Law Dictionary

Question B.18, Civil Law, 2019 Bar Exam

Notice: The following suggested answers simulate those that a bar examinee may provide as an answer to a bar exam question. Thus, specific citations (i.e., republic acts, articles/sections, jurisprudence, etc.) are not provided because it is not required in the bar exam. For purposes other than answering the bar exam, please be reminded that proper referencing or legal citation is required.

Question B.18, Civil Law, 2019 Bar Exam

In light of a new business venture, Mr. A entered into a lease contract with Mr. B involving one of the latter’s warehouses. One day, Mr. B, who was then encountering financial difficulties, approached Mr. A and sought for a loan, which Mr. A readily granted to him. In order to secure the loan obligation, Mr. B mortgaged the leased warehouse in favor of Mr. A. In addition, Mr. B executed a promissory note in favor of A, wherein prior demand was waived by him.

When Mr. B defaulted on his loan obligation, Mr. A simply stopped paying rentals due to Mr. B on the ground that legal compensation had already set in up to the concurrent amount. Furthermore, since there was still a balance due on the promissory note, Mr. A foreclosed the real estate mortgage over Mr. B’s property, without any prior demand furnished to Mr. B.

Aggrieved, Mr. B opposed the foreclosure due to the lack of prior demand, contending that the waiver of prior demand was stipulated in the promissory note and not in the mortgage instrument. Mr. B likewise argued that when Mr. A invoked legal compensation between the unpaid rentals and the loan arrearages, it amounted to a novation that resulted in the extinguishment of the loan contract between them. As such, the real estate mortgage, being a mere accessory contract to the principal loan, was necessarily extinguished.

(a) May Mr. A validly claim legal compensation? Explain. (2%)

(b) May Mr. A validly foreclose on the real estate mortgage even without prior demand to Mr. B? Explain. (2%)
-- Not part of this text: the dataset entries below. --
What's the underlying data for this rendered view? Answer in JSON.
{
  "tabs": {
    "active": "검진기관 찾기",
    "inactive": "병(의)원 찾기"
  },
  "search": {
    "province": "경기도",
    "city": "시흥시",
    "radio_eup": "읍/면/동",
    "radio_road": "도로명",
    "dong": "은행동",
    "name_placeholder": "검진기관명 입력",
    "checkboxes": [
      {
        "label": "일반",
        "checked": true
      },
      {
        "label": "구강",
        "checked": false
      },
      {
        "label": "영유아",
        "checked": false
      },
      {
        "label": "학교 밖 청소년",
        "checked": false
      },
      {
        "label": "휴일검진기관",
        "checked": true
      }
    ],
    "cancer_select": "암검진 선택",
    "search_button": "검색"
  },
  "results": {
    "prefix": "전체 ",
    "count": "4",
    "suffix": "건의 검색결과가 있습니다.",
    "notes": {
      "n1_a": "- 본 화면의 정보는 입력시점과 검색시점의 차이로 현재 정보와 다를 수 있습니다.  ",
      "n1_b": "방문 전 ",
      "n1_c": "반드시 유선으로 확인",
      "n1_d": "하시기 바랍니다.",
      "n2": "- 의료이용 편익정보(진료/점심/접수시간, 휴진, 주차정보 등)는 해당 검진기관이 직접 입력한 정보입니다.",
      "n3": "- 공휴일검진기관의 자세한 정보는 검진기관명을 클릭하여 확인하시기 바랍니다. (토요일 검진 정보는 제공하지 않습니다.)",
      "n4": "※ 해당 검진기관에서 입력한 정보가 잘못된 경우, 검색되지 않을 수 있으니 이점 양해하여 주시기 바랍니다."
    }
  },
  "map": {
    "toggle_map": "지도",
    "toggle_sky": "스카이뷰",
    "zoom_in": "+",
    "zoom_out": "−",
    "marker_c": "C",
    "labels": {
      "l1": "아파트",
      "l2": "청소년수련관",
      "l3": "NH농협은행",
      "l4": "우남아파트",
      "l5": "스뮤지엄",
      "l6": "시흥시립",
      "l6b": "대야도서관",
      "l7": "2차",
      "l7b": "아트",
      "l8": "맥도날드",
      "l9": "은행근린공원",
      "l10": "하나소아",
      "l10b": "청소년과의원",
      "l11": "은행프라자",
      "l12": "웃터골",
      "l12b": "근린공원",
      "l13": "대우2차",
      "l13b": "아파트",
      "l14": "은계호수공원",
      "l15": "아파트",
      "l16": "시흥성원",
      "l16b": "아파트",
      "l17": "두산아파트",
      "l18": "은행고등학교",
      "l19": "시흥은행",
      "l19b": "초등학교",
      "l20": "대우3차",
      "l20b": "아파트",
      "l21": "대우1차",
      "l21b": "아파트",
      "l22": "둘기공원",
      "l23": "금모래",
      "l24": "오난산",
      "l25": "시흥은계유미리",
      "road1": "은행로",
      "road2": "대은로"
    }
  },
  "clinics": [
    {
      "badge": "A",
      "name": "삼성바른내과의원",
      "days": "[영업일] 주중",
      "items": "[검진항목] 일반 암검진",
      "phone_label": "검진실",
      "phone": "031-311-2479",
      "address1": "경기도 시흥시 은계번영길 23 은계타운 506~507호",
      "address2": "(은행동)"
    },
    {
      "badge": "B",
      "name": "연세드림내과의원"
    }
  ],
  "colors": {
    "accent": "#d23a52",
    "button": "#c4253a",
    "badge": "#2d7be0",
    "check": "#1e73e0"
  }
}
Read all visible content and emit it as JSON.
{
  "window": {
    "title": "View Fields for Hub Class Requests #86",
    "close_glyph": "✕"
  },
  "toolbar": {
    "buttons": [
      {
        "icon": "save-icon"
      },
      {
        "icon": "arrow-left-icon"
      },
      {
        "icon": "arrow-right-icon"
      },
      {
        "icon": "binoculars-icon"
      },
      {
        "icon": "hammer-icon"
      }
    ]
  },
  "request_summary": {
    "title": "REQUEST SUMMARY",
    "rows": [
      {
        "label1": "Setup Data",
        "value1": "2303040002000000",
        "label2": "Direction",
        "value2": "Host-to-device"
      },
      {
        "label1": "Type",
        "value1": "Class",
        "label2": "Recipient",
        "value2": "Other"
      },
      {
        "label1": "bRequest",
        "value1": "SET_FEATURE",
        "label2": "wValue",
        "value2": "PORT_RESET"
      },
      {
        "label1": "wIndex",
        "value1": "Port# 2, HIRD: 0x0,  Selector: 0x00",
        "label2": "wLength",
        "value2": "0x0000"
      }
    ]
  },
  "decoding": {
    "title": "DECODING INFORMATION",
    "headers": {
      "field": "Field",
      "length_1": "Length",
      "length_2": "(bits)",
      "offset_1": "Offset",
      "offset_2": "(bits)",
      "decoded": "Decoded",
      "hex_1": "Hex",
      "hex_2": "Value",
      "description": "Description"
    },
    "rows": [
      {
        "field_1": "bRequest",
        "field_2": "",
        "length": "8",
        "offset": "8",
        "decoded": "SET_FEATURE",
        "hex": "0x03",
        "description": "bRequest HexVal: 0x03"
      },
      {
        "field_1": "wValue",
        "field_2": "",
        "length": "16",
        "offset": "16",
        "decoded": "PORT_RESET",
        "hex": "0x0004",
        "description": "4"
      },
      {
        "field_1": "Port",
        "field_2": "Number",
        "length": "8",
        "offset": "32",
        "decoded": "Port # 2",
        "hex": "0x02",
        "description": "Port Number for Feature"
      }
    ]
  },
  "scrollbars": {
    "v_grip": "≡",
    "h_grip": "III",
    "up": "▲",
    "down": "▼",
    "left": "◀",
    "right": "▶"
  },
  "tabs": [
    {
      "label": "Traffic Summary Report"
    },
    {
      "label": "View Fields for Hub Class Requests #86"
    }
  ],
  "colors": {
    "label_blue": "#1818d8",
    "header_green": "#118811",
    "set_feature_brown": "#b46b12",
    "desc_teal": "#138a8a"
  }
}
(c) Is Mr. B’s claim of novation correct? Explain. (2%)

Suggested Answer:

(a) No. Answer

Under the Civil Code, the requisites for a valid legal compensation are:

1) That each one of the obligors be bound principally, and that he be at the same time a principal creditor of the other;

2) That both debts consist in a sum of money, or if the things due are consumable, they be of the same kind, and also of the same quality if the latter has been stated;

3) That the two debts be due;

4) That they be liquidated and demandable;

5) That over neither of them there be any retention or controversy, commenced by third persons and communicated in due time to the debtor. Rule

In the case at bar, Mr. A and Mr. B are not mutual creditors and debtors to each other. For the lease contract, Mr. A is a lessee while Mr. B is a lessor. For the loan, Mr. A is a creditor while Mr. B is a debtor. For the security, Mr. A is a mortgagee while Mr. B is a mortgagor. Apply

Thus, Mr. A may not validly claim legal compensation. Conclusion

(b) Yes. Answer

Under Civil Code, demand is not necessary if the obligation so declare. Further, under jurisprudence, a mortgage is an accessor contract dependent on the principal obligation. Rule

In the case at bar, the principal obligation was the loan, to which the parties stipulated on the waiver of demand. When Mr. B defaulted, the loan obligation became due and demandable resulting in the foreclosure of the mortgage, which is only an accessory contract to the principal obligation. Apply

Thus, Mr. A may validly foreclose on the real estate mortgage even without prior demand to Mr. B. Conclusion

(c) No. Answer

Under the Civil Code, novation may done via any of the following:

1) Changing the object or principal conditions;

2) Substituting the person of the debtor;

3) Subrogating a third person in the rights of the creditor.. Rule

In the case at bar, neither one of the above-mentioned happened. There was no change in the object or principal obligation, nor any substitution of the debtor, nor any subrogation of a third person in the rights of the creditor. Apply

Thus, Mr. B’s claim of novation was not correct. Conclusion

Disclaimer: All information is for educational and general information only. These should not be taken as professional legal advice or opinion. Please consult a competent lawyer to address your specific concerns. Any statements or opinions of the author are solely his own and do not reflect that of any organization he may be connected.